But training and oversight are lax.

By Stapleton

Palm Beach Post Staff Writer

Sunday, Dec. 7, 2003

Isabel Cruz remembers picking tomatoes, seeing the tractor and feeling a

light breeze.

" We were separated from that tractor by only a ditch, " Cruz recalled of

that day in the Immokalee field last April. " You see the chemicals in the

air, and there was a breeze and it brought it at us. "

Three days later, the itching started: " My hands and neck and face --

wherever that liquid and air touched me. " Then, her skin peeled off her

hands and face. She felt sick. She lost 10 pounds. Her fingernails turned

black. She had to quit her job.

" I couldn't mop because I couldn't hold the mop, " said Cruz, a 34-year-old

mother of four. " My husband had to do the cooking. "

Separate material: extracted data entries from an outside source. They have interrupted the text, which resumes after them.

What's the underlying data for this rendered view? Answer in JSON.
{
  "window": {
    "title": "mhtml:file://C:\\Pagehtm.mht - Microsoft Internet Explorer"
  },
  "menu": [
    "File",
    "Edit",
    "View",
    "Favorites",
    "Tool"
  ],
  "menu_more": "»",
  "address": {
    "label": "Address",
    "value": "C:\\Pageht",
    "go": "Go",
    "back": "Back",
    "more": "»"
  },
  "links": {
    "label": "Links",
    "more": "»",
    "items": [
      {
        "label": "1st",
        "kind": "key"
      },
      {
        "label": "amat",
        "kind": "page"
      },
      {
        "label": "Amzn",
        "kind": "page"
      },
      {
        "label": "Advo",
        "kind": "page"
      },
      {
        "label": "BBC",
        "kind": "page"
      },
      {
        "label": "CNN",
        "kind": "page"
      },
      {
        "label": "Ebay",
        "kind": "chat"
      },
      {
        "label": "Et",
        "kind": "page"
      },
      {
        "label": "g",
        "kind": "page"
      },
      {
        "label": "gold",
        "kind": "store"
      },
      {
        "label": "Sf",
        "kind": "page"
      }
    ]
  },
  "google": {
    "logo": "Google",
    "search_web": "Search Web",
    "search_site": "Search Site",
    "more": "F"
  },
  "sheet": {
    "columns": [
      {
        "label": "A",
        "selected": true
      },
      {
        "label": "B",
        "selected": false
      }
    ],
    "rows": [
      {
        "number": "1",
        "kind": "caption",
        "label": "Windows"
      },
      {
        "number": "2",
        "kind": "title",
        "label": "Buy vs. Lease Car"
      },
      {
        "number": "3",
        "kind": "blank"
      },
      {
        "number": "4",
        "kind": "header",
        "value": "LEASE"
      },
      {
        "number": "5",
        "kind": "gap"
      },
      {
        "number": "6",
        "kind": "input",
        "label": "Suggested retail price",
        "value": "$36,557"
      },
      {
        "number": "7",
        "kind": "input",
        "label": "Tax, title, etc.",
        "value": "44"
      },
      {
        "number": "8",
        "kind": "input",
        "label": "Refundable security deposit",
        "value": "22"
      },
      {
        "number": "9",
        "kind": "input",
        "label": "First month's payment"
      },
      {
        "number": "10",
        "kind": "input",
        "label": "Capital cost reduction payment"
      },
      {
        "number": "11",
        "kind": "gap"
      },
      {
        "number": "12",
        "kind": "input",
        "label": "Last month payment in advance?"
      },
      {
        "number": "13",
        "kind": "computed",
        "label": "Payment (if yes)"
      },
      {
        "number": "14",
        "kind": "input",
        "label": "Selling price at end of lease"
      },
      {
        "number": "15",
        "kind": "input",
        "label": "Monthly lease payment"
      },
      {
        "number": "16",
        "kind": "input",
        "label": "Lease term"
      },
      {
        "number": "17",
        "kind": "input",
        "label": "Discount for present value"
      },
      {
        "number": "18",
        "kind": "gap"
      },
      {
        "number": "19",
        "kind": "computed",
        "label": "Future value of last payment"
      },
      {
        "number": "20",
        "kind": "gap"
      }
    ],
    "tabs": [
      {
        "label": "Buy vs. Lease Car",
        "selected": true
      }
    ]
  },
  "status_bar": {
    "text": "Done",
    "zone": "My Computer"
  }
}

She went to the doctor, despite her husband's fears she would be deported.

But she didn't file a complaint, and no one came to question her about what

happened or to offer help.

" Part of the tragedy here is that people don't know who they work for and

don't know where to start to go for a remedy, " said Vega, a Catholic

Charities case worker. " They don't do anything because they are afraid. "

Every year, one billion pounds of pesticides are applied to crops in the

United States. Every day, farm workers like Cruz work beside machines that

douse the crops with chemicals, then stick their hands through

pesticide-coated plants to pick the fruits and vegetables that wind up on

our tables.

Some of the pesticides are harmless. Others are known to cause cancer,

spontaneous abortions and serious neurological disorders. One thing is

certain: Florida growers -- who use more pesticides per acre than growers

anywhere else in America -- are rarely fined when they break the rules.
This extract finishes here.